Immunohistochemistry (IHC).

Usage of de-identified human tissue specimens was approved by the Institutional Review Board (IRB) of Emory University. Clinical samples were obtained with informed consent under the protocols that are approved by the Health Insurance Portability and Accountability Act. Formalin fixed-paraffin-embedded breast and lung cancer tissue samples composed of primary and matched lymph node metastasized tumors were obtained from US Biomax (BR1005b, BR20837a, LC817, and LC814). Immunohistochemistry staining was performed as previously described using anti-SUCLA2 antibody (1:1,000) and anticatalase antibody (1:500) (36). The staining intensities were scored in the range of 0 to +3.
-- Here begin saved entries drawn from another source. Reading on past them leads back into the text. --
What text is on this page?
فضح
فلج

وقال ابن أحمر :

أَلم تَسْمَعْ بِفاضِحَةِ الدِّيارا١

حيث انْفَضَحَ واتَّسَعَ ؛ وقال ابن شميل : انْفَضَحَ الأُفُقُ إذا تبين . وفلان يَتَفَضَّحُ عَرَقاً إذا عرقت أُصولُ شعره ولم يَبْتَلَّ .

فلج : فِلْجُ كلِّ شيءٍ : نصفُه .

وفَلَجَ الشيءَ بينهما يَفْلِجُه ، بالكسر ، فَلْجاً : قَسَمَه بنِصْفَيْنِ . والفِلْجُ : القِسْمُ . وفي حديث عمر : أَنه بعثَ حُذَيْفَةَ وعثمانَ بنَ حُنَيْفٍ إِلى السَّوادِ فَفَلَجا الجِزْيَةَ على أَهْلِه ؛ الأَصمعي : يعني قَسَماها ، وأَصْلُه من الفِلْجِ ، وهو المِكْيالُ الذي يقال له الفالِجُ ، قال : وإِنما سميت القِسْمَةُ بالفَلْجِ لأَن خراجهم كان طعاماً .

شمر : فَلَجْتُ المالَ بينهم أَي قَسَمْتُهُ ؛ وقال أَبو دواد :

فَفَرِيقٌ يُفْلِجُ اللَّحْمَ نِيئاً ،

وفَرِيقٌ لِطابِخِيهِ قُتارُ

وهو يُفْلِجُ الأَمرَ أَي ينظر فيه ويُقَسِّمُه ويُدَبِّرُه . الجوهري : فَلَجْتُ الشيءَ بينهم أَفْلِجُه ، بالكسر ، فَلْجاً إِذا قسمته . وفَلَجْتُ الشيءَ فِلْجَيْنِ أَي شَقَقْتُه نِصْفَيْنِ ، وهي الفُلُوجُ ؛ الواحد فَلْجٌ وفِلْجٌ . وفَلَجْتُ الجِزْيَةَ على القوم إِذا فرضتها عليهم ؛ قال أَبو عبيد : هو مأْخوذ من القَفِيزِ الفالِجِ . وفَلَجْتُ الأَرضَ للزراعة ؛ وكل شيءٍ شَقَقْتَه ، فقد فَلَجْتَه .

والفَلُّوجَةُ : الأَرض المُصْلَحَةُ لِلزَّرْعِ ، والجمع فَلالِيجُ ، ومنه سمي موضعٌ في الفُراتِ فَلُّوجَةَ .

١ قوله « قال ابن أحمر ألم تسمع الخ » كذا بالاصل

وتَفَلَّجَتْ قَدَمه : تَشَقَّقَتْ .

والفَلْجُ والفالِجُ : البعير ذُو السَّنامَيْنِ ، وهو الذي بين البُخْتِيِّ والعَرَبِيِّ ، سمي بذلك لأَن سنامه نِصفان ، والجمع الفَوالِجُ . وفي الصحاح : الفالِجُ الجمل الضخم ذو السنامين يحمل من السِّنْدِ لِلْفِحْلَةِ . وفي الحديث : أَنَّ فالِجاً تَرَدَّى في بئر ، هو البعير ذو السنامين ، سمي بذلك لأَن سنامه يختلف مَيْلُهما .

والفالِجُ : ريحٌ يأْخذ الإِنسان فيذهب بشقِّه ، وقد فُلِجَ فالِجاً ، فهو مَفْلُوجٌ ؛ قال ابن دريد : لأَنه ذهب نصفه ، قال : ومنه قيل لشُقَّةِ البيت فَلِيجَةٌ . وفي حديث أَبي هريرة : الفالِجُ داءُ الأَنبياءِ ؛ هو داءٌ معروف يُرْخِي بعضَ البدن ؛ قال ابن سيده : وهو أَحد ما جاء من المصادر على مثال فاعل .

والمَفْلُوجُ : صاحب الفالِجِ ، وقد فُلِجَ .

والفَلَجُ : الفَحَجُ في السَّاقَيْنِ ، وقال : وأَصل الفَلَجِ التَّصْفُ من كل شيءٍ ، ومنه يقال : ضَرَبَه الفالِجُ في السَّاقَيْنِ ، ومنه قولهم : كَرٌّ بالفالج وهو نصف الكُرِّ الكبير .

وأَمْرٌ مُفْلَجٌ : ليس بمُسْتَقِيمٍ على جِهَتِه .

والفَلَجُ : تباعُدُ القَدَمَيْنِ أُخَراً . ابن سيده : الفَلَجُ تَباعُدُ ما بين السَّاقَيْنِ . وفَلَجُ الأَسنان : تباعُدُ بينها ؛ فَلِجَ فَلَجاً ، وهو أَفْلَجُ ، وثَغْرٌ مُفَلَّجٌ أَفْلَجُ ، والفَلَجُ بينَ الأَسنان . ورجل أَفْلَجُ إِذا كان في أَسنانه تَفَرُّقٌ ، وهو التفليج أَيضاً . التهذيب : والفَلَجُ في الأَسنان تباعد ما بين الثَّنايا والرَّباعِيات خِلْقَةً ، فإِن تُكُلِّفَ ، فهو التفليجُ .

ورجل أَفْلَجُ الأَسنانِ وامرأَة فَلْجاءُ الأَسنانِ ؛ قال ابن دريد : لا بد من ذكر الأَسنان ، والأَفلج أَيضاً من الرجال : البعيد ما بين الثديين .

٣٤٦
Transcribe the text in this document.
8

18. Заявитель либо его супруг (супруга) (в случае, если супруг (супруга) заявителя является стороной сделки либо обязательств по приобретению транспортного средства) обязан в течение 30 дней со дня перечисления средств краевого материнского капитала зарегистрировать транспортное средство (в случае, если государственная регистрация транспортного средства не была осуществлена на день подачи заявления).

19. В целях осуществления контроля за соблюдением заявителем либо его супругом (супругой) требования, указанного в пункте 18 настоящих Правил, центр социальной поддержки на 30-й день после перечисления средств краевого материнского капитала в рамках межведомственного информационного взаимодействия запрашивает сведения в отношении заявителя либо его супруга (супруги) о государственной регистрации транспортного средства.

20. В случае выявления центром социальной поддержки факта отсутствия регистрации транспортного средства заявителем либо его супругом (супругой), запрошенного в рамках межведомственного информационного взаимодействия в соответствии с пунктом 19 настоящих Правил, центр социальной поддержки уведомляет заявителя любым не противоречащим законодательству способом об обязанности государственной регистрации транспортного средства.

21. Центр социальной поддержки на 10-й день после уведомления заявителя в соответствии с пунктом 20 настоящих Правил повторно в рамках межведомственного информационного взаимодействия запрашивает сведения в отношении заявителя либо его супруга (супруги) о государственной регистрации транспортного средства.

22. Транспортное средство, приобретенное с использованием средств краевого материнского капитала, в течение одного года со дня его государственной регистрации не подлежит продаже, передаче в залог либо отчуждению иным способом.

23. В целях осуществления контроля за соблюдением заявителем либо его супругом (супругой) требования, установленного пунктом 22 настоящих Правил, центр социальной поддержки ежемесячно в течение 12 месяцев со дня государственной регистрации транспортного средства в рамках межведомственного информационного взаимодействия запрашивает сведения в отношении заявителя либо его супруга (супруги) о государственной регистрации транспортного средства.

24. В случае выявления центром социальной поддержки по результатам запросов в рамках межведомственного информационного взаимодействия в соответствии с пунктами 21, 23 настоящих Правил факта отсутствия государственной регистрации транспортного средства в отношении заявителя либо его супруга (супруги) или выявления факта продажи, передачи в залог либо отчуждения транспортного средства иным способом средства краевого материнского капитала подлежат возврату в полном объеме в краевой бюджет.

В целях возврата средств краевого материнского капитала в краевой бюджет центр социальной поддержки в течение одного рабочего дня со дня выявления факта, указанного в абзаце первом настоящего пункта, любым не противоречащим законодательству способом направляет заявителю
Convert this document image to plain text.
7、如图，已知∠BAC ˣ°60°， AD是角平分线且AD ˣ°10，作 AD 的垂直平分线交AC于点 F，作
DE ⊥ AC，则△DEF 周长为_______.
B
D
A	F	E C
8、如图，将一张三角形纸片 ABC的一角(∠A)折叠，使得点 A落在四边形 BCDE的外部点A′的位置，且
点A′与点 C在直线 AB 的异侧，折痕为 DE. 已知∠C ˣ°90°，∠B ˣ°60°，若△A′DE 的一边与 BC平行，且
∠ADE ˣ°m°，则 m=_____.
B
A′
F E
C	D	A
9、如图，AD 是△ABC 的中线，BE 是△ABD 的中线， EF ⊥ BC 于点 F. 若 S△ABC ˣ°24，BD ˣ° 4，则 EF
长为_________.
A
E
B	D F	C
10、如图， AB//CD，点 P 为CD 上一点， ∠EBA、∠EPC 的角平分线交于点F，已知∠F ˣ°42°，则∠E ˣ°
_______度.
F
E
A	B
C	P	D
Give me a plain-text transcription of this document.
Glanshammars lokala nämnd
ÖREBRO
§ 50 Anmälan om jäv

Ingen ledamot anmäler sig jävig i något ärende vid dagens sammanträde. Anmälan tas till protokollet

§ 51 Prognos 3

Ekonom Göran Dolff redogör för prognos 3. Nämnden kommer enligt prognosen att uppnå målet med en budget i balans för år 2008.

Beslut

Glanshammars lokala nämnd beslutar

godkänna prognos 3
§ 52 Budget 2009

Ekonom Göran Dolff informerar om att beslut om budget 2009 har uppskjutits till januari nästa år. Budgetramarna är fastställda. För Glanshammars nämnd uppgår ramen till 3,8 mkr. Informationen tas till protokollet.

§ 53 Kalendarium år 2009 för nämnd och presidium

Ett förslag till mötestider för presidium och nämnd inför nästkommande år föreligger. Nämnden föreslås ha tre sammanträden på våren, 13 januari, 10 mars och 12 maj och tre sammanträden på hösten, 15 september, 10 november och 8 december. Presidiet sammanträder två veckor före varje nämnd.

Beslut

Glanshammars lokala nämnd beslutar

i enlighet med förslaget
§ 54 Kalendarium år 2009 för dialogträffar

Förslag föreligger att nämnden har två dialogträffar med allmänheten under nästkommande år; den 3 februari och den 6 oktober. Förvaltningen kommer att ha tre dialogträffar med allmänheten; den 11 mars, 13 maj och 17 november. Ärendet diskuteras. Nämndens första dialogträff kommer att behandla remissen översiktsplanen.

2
Publicly Available Database Analysis.

Expression of SUCLA2 mRNA (RNAseq RSEM) and clinical data for each cancer type were downloaded from cBioPortal (http://cbioportal.org/) or firebrowse (http://firebrowse.org/) and Kaplan–Meier plots were generated in R environment using survival packages (https://cran.r-project.org). Patients were dichotomized into two groups which are upper and lower quartiles by SUCLA2 expression.

Statistics.

Statistical analyses and graphic presentations were conducted using GraphPad Prism version 9. Data presented are from a representative experiment of multiple biological replicates. Error bars indicate mean ± SEM for Fig. 2 A and G and mean ± SD for all other graphs. Statistical analyses of significance were based on two-tailed Student's t test for Figs.1 C and E, 3B, 4D, 5 A–D, and H, and 6 A, C, and D, chi-square test for Fig. 2H, Wilcoxon signed-rank test for Fig. 8 A and B, Spearman’s Rho for Fig. 8C, log-rank test for Fig. 8D, and one-way or two-way ANOVA for all other data figures.

Supplementary Material

Appendix 01 (PDF)

Data, Materials, and Software Availability

All study data are included in the article and/or SI Appendix.